BBP! Celebrates Stephen King’s 75th Birthday: Stephen King and the Art of the Introduction

Heap all the accolades on Stephen King that you see fit. He’s the most successful horror novelist of the modern age. His works have been adapted for films, television and even, somewhat notoriously, the musical theater stage.

While King’s stories gather all the attention from both hardcore and casual fans, it’s his introductions and forewords that draw me in, hook me, and make me want to read the rest of the book. In those brief passages, we are reminded that we’re not just reading more scary tales by the lauded master of the macabre. We’re going to hang out with Stephen King, Relatively Normal Dude.

King’s introductions are conversational without feeling like aged diary entries or hastily constructed blog posts. He begins his classic short story collection Night Shift with an invitation to talk about fear. That’s an intriguing suggestion for anyone, but within this introduction, we are given the basic set-up for King’s personality and why he writes what he does.

King tells us that in 1978, he was married with three kids, living in Maine, and working on quitting smoking. He also covers many of the questions both audiences and journalists would ask at the time. Why do you write this stuff? How do you get your ideas? Aren’t you, maybe, a little sick in the head?

King addresses those curiosities about himself as a public figure with tact and aplomb. He calls his overwhelming desire to write scary stories a “marketable obsession” and notes that there are people in “padded cells the world over” who have done the same thing, albeit less successfully.

For someone in the horror business, such as King, explanations and motivations feel necessary to placate the normies. Placing them into the forewords of his books is a beautiful decision. Some people don’t want to know how the sausage is made. They’ll skip right over the preliminaries and head directly into the meat of the story. Thought processes and inspirations mean nothing to those readers. They want the spooky and they want it right now.

There’s nothing wrong with that. It’s like ignoring the special features and commentaries on the special Blu-ray edition of a slasher movie. We just want to watch the camp counselor’s throat get cut. Who cares how much latex was used to create the appliance or how many gallons of fake blood the special effects technicians had to whip up?

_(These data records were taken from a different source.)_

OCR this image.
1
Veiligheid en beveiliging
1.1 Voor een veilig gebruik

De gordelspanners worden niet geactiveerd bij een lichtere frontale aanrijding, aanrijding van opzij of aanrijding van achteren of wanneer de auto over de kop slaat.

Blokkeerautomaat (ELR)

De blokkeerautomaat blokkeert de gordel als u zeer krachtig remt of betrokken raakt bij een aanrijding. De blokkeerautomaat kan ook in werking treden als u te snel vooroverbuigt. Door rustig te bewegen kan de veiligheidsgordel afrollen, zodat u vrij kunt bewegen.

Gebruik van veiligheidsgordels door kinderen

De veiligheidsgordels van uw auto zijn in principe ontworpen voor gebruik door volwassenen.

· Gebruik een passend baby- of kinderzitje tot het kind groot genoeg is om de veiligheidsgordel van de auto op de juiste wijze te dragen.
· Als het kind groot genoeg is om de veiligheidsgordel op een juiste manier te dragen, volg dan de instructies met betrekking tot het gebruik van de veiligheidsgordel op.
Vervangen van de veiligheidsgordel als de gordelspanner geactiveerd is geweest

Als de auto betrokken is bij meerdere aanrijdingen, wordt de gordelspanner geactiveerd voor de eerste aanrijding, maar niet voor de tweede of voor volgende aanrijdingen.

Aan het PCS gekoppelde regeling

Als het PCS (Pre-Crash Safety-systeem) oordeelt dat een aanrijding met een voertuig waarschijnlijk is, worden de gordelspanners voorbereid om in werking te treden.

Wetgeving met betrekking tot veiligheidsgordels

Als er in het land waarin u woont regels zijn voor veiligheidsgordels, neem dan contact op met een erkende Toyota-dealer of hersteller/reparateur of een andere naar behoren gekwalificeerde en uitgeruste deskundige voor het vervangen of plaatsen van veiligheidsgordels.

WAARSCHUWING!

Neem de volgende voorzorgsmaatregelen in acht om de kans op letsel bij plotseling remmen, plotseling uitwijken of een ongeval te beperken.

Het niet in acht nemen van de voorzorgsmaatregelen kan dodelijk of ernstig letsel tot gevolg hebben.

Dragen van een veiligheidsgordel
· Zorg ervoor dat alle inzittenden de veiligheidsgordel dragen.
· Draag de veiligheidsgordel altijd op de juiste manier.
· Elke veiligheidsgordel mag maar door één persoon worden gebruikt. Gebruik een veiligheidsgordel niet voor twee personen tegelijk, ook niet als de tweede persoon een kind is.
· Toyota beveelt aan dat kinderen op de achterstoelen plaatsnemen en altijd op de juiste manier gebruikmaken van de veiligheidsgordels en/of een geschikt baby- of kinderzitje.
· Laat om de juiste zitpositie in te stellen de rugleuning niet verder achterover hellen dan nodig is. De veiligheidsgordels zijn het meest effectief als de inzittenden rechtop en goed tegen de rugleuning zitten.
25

It’s different with King, though, and blowing off those first few pages diminishes the reading experience. When King writes his forewords or story introductions, he is embracing the act of reading as a collaboration between the writer and reader. There’s not only behind-the-scenes aspect to those words but a level of measured intimacy. King has millions of fans worldwide but at those moments, he’s talking directly to me, as if he were writing for no one else. It’s a handshake, a slight nod, the Gandalf-like laying of the finger upon the nose that intimates an understanding of ourselves and each other.

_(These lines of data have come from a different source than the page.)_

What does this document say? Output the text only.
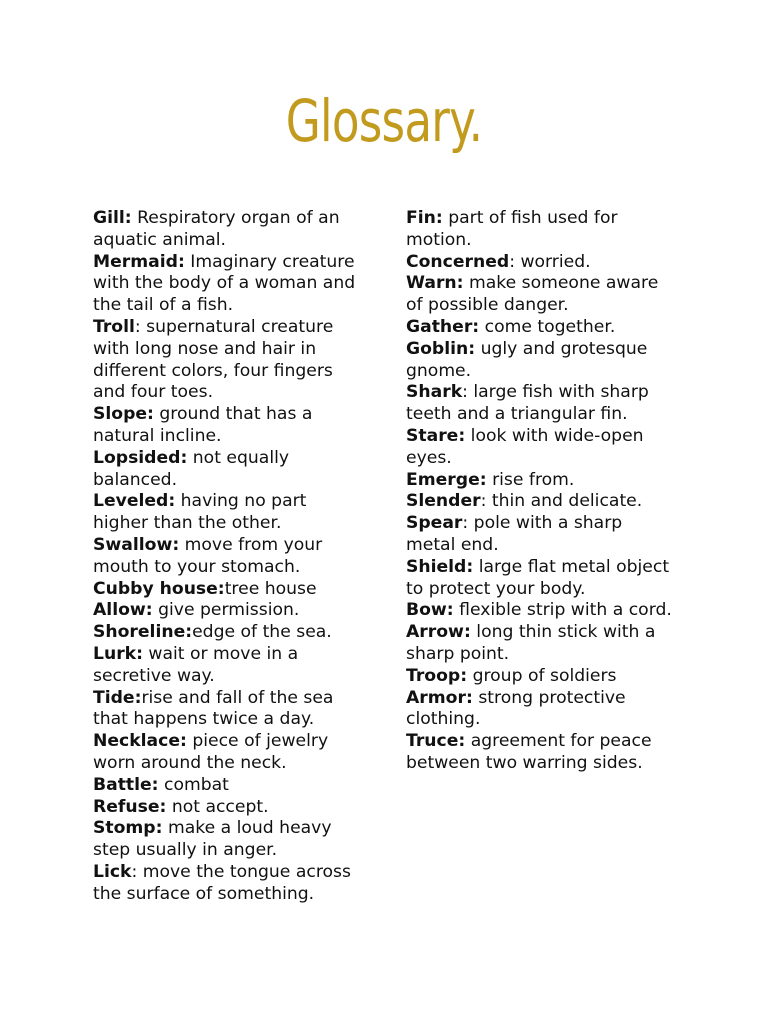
Glossary.

Gill: Respiratory organ of an aquatic animal.

Mermaid: Imaginary creature with the body of a woman and the tail of a fish.

Troll: supernatural creature with long nose and hair in different colors, four fingers and four toes.

Slope: ground that has a natural incline.

Lopsided: not equally balanced.

Leveled: having no part higher than the other.

Swallow: move from your mouth to your stomach.

Cubby house:tree house

Allow: give permission.

Shoreline:edge of the sea.

Lurk: wait or move in a secretive way.

Tide:rise and fall of the sea that happens twice a day.

Necklace: piece of jewelry worn around the neck.

Battle: combat

Refuse: not accept.

Stomp: make a loud heavy step usually in anger.

Lick: move the tongue across the surface of something.

Fin: part of fish used for motion.

Concerned: worried.

Warn: make someone aware of possible danger.

Gather: come together.

Goblin: ugly and grotesque gnome.

Shark: large fish with sharp teeth and a triangular fin.

Stare: look with wide-open eyes.

Emerge: rise from.

Slender: thin and delicate.

Spear: pole with a sharp metal end.

Shield: large flat metal object to protect your body.

Bow: flexible strip with a cord.

Arrow: long thin stick with a sharp point.

Troop: group of soldiers

Armor: strong protective clothing.

Truce: agreement for peace between two warring sides.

Some writers seek a connection like that with their audience and never achieve it. They churn out word after word in laborious silence. When a connection between the artist and the supporter is never forged, it brings about a coldness between the two, a distance that feels unbreakable. The writer sends pages down from the top of their pedestal while the groundlings scramble to scoop them up and place them in numerical order. Think of Immortan Joe in Mad Max: Fury Road, sending down just enough water to keep his citizens alive.

Maybe that’s the agreed-upon business model. It feels off to me. When I first read Night Shift in 1978 as a nine-year-old kid in a horror-loving family, King’s wonderful foreword about himself, his family, and the nature of fear itself, made me think of him as a surrogate friend. It was as if he could show up at our family Thanksgiving, good old Uncle Steve sitting on the ugly couch next to the telephone table, telling tales and anecdotes to whoever would listen.

Reading that book also allowed to me to tempt the idea that maybe I could be a writer as well. If Stephen King could do it, and he was just a guy from New England, then what could stop me?

The inclusion of introductions and forewords is something King has continued throughout his decades-long career. Allowing his Constant Readers a glimpse into the person behind the publishing machine makes the terrors King creates more effective because we have a better understanding of where they come from. Yeah, he writes about some supremely weird shit, but at the heart of it, he’s a Relatively Normal Dude. And at night, when King’s stories ooze into your dreams and twist them like black licorice, knowing a little bit about him as a human being makes the nightmares more palatable.